In an art museum gift shop, my 5-year-old finds a hands-on game on display. There are colorful blocks and cards displaying different configurations and he is immediately hooked. While the rest of the family wanders past paint brushes and coffee table books and actual pieces of art ready to be taken home for a price, Harper hooks his hands around solid squares and circles and cones and starts building abstract structures. This lasts for close to 20 minutes. Then suddenly everyone else is ready to go. He cleans up his mess and is ready to head out without a word.
But I have noticed how much he likes this game, and overcoming my tendency to be tight with random expenditures, I grab a sealed game box and walk to the counter as everyone heads to the exit. It takes Harper a minute and then he suddenly realizes what is happening. He walks to my side as I stand at the cash register and whispers softly. I can’t hear him at all. I lean down and he mumbles again. I ask one more time for him to repeat. He pulls my ear close to his lips and shyly asks:
“Can I keep that in MY room?”
When we are given an opportunity or a gift, there are several ways to respond.

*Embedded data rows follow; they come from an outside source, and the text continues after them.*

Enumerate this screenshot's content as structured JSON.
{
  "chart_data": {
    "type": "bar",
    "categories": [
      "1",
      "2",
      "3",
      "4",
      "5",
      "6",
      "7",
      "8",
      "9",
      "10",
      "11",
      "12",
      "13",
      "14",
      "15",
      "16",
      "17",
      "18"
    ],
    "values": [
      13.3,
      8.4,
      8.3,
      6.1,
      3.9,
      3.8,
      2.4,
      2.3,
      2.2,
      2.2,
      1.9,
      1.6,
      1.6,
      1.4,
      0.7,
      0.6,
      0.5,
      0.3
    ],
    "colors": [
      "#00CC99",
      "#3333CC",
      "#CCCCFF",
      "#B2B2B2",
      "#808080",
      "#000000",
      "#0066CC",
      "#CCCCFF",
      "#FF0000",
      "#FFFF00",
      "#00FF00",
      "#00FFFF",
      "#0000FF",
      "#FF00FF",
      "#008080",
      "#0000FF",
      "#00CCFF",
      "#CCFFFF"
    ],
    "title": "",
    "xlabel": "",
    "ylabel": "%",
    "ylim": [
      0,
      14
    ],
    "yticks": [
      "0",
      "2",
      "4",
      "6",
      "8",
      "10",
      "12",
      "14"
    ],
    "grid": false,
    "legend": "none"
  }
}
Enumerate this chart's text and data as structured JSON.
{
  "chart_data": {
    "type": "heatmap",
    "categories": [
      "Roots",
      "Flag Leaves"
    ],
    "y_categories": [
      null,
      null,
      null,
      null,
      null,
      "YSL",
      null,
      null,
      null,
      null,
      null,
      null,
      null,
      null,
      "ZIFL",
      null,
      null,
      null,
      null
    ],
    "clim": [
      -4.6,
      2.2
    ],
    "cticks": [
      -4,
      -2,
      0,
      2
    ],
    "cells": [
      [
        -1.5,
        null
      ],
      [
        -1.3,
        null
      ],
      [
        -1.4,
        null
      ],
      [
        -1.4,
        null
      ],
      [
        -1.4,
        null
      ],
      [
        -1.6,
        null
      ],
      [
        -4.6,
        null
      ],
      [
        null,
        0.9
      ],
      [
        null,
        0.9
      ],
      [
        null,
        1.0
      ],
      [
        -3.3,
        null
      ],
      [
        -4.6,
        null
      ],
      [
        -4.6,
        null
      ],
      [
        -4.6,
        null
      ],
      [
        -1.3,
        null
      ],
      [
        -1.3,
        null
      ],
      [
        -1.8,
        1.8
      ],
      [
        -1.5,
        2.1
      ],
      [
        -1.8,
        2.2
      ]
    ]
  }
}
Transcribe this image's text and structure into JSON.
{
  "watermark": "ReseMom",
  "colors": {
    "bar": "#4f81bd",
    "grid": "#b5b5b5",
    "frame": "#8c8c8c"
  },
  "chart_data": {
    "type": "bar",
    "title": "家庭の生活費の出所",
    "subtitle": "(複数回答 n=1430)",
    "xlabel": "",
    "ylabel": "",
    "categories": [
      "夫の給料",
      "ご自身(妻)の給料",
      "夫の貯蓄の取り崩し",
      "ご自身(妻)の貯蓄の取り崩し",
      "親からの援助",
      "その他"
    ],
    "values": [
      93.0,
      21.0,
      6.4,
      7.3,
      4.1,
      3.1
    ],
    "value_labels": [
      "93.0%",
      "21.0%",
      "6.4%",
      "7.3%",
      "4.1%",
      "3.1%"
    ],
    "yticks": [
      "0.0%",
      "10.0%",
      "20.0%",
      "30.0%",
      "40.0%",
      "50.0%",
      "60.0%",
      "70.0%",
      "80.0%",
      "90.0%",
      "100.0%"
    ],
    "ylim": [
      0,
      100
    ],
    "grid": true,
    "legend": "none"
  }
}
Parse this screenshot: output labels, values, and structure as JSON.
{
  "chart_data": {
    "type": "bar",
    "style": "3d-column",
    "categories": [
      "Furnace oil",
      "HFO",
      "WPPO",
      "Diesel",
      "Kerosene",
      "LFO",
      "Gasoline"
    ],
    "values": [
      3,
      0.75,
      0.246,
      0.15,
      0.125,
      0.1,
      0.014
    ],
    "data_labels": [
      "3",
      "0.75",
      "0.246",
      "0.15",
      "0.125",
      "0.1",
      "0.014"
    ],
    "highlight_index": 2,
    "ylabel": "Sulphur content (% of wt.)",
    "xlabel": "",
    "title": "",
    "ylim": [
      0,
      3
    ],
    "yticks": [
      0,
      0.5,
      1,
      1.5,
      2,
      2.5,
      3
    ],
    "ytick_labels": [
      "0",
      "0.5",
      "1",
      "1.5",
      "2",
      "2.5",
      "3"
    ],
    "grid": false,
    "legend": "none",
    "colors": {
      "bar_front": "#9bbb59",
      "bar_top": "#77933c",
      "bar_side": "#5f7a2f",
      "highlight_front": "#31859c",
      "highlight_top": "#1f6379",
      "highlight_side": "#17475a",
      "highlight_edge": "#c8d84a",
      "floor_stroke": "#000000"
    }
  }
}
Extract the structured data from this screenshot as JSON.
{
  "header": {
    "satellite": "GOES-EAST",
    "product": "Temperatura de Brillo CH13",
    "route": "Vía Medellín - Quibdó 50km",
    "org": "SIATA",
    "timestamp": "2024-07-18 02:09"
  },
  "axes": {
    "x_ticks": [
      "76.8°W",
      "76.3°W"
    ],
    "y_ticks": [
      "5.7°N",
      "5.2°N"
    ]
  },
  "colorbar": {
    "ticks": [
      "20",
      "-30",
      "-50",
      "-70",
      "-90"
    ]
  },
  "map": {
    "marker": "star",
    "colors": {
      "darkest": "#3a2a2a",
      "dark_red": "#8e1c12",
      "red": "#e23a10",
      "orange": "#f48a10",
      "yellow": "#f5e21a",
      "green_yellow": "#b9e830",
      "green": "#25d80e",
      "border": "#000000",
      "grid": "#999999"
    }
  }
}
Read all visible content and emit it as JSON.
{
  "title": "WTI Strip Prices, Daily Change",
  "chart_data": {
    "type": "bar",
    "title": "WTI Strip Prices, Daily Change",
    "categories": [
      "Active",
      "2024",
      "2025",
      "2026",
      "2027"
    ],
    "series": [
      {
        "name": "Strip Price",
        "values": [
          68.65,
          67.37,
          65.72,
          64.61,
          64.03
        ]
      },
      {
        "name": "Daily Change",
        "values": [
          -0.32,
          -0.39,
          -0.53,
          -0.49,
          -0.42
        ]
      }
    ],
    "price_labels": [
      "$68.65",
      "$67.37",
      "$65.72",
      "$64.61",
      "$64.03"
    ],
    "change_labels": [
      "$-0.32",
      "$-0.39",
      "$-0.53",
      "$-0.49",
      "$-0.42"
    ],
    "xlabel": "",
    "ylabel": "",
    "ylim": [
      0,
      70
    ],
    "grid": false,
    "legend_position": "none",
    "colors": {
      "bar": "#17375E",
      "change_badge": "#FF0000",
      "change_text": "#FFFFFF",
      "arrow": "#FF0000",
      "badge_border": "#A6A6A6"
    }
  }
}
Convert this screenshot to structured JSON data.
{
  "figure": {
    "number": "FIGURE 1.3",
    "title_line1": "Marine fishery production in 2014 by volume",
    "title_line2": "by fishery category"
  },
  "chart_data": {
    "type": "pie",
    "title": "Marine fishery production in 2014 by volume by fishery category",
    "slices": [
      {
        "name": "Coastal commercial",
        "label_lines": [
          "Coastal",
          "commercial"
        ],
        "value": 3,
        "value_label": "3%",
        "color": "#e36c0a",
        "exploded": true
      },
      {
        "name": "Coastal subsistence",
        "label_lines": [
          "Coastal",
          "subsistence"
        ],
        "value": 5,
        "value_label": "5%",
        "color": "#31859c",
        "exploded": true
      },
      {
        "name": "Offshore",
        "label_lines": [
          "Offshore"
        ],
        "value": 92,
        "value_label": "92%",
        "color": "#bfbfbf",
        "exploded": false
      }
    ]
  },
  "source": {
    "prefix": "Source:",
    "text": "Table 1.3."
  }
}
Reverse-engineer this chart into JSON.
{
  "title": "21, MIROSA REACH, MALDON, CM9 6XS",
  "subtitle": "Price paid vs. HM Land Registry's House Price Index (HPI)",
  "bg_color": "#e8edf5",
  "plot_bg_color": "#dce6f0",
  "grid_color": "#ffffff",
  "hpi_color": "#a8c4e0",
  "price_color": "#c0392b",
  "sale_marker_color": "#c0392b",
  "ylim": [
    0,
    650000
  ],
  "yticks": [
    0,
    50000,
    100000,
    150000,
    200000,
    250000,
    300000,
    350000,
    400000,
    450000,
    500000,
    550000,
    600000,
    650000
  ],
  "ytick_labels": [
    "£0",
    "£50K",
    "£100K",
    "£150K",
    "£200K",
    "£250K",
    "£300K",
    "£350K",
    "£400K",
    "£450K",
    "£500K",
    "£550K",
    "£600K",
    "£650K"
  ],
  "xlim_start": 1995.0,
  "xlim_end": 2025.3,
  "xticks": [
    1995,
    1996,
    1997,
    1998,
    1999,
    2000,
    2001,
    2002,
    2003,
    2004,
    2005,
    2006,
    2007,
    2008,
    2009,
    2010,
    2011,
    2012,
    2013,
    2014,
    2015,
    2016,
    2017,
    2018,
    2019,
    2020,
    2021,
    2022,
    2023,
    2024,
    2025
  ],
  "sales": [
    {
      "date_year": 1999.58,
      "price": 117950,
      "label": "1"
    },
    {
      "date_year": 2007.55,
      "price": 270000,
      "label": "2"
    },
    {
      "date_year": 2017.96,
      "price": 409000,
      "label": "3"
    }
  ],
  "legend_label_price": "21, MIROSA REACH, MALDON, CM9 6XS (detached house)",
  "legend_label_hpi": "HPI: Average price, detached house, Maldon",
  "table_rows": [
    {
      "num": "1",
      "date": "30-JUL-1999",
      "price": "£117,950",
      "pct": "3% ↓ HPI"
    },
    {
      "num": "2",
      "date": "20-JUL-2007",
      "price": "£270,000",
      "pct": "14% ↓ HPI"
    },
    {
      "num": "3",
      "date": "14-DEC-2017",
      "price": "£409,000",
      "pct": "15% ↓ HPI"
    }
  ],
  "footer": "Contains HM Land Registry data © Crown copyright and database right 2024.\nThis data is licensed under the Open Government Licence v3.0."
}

- Pride – This is where we act ungrateful, where we act like it is only common sense that we have received this thing. We deserve it. We tested it in the store. We were well-behaved in an adult surrounding. We worked for it. It owes us to be owned by us.
This is a natural human response – especially when we HAVE worked hard, played by the rules, been good.
- Paranoia – This is when we cower in fear because we might mess up. We might lose the pieces, break the game board or never win the game. There is a chance we might spoil it anyway, so maybe we shouldn’t even bother trying.
This is the opposite of pride. It is a lack of self-esteem – but it is also an insult to the giver. Pay the giver, the circumstance, the universe enough respect to give it a shot. They think you can handle it. You should, too.
- Preciousness – This is what Harper chose to do. He didn’t think I owed him that game. And he knows his room is a mess. But he realizes this opportunity is special and he wants to prove his gratitude with his actions. He is up to the challenge of protecting my investment.
So how do you respond when there is a challenge, a promotion, an unexpected bonus or a surprise weekend opportunity? Stifle the arrogance, overcome the fear and find a place to put the gift on display. You can do it.